Millî Eğitim Bakanı Yusuf Tekin, TRT Haber canlı yayınında eğitim gündemine ilişkin değerlendirmelerde bulundu, soruları yanıtladı.
İlkokul öğrencisi Narin Güran’ın Diyarbakır’da öldürülmesinin ardından eğitim öğretim yılının buruk başladığı vurgulanarak, Bakanlığın Narin’in okulundaki arkadaşlarına yönelik psikososyal destek çalışmalarına ilişkin soru üzerine Tekin; bir Bakan, bir baba ve vatandaş olarak Narin’in başına gelen olaydan dolayı çok üzgün olduğunu ifade etti.
Bakanlık olarak bu tür olaylarda çocukların yanında olmaya çalıştıklarını dile getiren Tekin, yeni eğitim öğretim yılının açılışı için tüm birim amirlerinin, bakan yardımcılarının değişik illerde öğrencilerle ve öğretmenlerle bir araya geldiğini belirtti.

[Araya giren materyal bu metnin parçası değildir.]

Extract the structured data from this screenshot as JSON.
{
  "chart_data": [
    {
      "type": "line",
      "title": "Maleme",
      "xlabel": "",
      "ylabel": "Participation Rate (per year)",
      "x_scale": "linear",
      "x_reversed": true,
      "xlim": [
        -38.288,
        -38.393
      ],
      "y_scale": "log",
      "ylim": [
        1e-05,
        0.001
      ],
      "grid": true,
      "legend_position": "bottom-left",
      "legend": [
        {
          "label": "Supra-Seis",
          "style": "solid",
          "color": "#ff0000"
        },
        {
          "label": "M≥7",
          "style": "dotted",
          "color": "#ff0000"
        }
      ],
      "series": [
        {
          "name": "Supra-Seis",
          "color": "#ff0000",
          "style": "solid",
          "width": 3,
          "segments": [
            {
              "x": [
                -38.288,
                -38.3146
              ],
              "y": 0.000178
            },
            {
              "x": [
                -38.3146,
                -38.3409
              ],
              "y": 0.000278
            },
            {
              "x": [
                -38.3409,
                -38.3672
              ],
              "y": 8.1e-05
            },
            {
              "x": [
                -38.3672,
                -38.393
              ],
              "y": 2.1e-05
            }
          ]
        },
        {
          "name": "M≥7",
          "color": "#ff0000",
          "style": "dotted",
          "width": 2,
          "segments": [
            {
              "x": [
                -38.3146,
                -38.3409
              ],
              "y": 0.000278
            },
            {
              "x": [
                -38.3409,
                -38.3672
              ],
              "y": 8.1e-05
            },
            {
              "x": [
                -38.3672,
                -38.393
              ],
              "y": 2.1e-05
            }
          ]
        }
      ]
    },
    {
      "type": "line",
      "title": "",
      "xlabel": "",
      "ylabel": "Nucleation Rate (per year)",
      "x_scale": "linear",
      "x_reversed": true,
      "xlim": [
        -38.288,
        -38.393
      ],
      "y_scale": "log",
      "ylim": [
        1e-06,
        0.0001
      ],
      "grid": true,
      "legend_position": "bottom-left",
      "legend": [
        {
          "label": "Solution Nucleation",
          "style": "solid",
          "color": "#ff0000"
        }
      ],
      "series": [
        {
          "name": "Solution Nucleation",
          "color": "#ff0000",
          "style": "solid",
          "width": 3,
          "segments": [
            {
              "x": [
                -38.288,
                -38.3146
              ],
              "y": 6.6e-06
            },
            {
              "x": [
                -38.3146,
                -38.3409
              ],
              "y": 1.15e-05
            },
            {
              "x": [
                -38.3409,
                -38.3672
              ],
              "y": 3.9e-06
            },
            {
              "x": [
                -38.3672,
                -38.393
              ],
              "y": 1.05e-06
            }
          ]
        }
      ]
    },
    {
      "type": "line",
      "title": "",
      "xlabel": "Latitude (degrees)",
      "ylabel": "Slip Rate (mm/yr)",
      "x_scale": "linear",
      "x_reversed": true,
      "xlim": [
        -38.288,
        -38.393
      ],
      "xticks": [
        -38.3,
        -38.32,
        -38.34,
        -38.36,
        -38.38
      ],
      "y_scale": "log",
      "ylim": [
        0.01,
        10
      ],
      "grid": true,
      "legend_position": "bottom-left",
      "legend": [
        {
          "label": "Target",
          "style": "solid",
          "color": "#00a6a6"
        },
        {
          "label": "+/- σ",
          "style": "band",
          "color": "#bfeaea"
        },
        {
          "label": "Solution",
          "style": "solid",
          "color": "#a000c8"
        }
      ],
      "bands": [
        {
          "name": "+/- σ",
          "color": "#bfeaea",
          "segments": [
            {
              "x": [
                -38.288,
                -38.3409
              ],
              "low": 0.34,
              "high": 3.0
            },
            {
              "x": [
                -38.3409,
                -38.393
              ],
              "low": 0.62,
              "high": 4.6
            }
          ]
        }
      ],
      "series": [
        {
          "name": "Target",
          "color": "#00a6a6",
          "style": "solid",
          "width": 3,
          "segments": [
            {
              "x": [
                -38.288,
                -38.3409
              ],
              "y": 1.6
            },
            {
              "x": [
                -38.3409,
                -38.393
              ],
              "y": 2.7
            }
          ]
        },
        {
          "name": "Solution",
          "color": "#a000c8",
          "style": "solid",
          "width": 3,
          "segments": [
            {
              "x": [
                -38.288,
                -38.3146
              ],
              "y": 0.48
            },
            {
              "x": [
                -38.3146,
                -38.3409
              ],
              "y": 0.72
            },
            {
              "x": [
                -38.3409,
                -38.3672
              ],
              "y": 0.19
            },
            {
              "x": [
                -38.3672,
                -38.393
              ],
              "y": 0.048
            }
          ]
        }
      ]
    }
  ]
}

Bakan Tekin, konuya ilişkin şöyle konuştu: “Bugün de Özel Eğitim ve Rehberlik Hizmetleri Genel Müdürlüğü bünyesinde oluşturduğumuz bir ekip, genel müdürümüzün başkanlığında Diyarbakır’a gittiler, Narin çocuğumuzun okulu Tavşantepe İlkokulunda, eğitim öğretim yılının açılışını orada yaptılar. Özel olarak travmayla mücadele ve ilk müdahaleler konusunda eğitilmiş, yetkin 4 arkadaşımız, genel müdürümüz ve genel müdürlüğümüzdeki uzman arkadaşlarla beraber eğitim öğretimi orada açtılar. Aile ve Sosyal Hizmetler Bakanlığımızın yetkilileriyle beraber okuldaki çocuklarımızın yas ve travma konusundaki süreci atlatmalarına ilişkin alınabilecek tedbirleri aldılar. Allah başımıza bir daha böyle bir şey getirmesin. Temennim odur ki inşallah, bu vahşeti işleyen kişiler bir an önce kanunen de hesap verirler.”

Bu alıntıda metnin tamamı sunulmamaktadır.